AT&T said it would not identify any members of the FirstNet Dealer Program, but those businesses are free to announce their participation in the program. Panasonic today announced that it is joining the FirstNet Dealer Program.
Brian Rowley, vice president of marketing and product management for Panasonic System Solutions of North America, said that Panasonic has relationships with several wireless carriers—including AT&T, as a member of AT&T Alliance Channel program—to be able to sell broadband subscriptions in conjunction with products like the Toughbook rugged laptops.

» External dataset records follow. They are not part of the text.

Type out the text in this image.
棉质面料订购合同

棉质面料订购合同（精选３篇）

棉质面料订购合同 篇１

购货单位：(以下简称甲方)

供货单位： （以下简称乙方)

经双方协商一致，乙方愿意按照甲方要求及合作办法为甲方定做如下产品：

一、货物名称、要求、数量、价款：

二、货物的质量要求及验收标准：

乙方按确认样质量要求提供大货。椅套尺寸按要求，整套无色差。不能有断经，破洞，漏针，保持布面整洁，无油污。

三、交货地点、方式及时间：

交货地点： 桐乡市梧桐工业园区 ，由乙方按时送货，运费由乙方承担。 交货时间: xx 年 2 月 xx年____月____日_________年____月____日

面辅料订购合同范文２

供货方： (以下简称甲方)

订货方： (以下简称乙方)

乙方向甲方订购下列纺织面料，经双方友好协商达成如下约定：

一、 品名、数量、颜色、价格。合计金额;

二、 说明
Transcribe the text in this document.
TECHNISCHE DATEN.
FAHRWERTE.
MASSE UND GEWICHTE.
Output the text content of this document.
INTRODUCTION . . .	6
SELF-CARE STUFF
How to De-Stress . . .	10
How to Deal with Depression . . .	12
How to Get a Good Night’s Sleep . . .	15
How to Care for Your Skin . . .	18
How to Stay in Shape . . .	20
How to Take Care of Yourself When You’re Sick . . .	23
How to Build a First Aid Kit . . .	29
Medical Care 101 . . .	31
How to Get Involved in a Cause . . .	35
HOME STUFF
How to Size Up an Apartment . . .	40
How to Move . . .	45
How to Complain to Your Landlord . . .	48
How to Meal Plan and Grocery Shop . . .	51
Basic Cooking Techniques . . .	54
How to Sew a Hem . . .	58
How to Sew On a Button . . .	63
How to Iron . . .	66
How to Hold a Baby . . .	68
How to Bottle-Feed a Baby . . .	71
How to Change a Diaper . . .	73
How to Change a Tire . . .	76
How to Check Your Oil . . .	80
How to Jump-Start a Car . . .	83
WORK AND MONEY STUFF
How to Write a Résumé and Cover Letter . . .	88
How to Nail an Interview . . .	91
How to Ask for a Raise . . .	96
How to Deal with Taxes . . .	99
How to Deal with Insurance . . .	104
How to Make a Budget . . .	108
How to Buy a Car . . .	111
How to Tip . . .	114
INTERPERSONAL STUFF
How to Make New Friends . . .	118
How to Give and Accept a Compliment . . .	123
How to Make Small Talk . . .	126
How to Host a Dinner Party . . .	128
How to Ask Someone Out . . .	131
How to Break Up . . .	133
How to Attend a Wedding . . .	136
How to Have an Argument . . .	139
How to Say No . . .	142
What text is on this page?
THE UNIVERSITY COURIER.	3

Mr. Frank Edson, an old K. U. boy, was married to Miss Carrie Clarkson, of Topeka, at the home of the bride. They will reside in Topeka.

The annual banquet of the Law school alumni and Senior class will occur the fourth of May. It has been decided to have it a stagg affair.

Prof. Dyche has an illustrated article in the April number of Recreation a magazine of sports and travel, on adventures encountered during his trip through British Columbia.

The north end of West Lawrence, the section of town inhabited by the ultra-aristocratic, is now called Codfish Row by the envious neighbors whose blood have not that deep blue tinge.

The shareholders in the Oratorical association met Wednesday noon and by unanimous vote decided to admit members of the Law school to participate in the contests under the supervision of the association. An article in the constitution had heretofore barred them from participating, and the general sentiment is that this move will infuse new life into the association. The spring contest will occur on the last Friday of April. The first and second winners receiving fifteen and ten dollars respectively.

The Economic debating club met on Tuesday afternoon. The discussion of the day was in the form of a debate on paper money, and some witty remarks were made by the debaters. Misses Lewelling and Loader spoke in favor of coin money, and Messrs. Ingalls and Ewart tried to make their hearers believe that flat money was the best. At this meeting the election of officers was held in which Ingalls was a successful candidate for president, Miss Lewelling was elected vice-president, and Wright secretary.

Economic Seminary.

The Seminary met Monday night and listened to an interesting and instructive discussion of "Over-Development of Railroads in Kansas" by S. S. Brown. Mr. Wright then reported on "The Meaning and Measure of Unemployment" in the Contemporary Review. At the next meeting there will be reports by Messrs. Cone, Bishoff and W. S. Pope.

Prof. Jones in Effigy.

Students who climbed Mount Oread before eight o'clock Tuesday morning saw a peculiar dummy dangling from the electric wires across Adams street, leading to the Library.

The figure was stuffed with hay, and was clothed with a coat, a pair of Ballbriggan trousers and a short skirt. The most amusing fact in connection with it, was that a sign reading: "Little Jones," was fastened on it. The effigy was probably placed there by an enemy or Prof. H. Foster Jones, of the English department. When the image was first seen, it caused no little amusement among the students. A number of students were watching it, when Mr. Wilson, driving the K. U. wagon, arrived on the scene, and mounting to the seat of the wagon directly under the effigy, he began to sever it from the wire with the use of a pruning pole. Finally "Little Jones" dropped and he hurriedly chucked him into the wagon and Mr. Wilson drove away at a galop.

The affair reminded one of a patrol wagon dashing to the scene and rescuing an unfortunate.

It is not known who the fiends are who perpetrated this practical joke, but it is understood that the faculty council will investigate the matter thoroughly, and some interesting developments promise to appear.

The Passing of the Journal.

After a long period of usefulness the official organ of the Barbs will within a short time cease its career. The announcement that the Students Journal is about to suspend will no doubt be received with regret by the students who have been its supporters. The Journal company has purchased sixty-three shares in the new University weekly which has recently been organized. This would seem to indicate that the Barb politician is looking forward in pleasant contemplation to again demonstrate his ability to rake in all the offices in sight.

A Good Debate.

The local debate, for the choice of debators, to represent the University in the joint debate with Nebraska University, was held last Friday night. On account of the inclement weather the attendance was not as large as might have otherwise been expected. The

“For us, [public safety] is such a key piece to our business that it was the right move for us to make,” Rowley said during an interview with IWCE’s Urgent Communications. “For us, it’s more to be able to … make sure that we help the customer with the complete solution—not only having the ability to provide them with the hardware and whatever software solutions around it, but also to take it to that next level and helping them complete the piece, which would be to have them get the connectivity that they need.”
Traditional land-mobile-radio (LMR) dealers are eligible to participate in the FirstNet Dealer Program—“in fact, the initial dealers we signed up were LMR dealers,” according to an AT&T prepared statement for IWCE’s Urgent Communications. Most dealers in the FirstNet Dealer Program do not have storefronts but rely on “a business-to-business strategy with outside sales teams,” according to the AT&T statement provided to IWCE’s Urgent Communications.
Dealers interested in the FirstNet Dealer Program can register to be considered for potential selection, according to an AT&T spokesperson. For more information, dealer should contact their channel managers or go to www.firstnet.com/dealer.
Whether LMR dealers should sell FirstNet services has been a subject of considerable debate within the public-safety community for years, even before AT&T was named as the contractor to build and maintain the NPSBN.
Those supporting the idea note that dealers could realize potential new revenue streams from existing public-safety customers, particularly if they have the expertise to help integrate FirstNet’s LTE communications with current LMR networks. Meanwhile, naysayers have argued that FirstNet sales could undermine dealers’ LMR businesses and/or potentially strain business relationships with LMR manufacturing partners.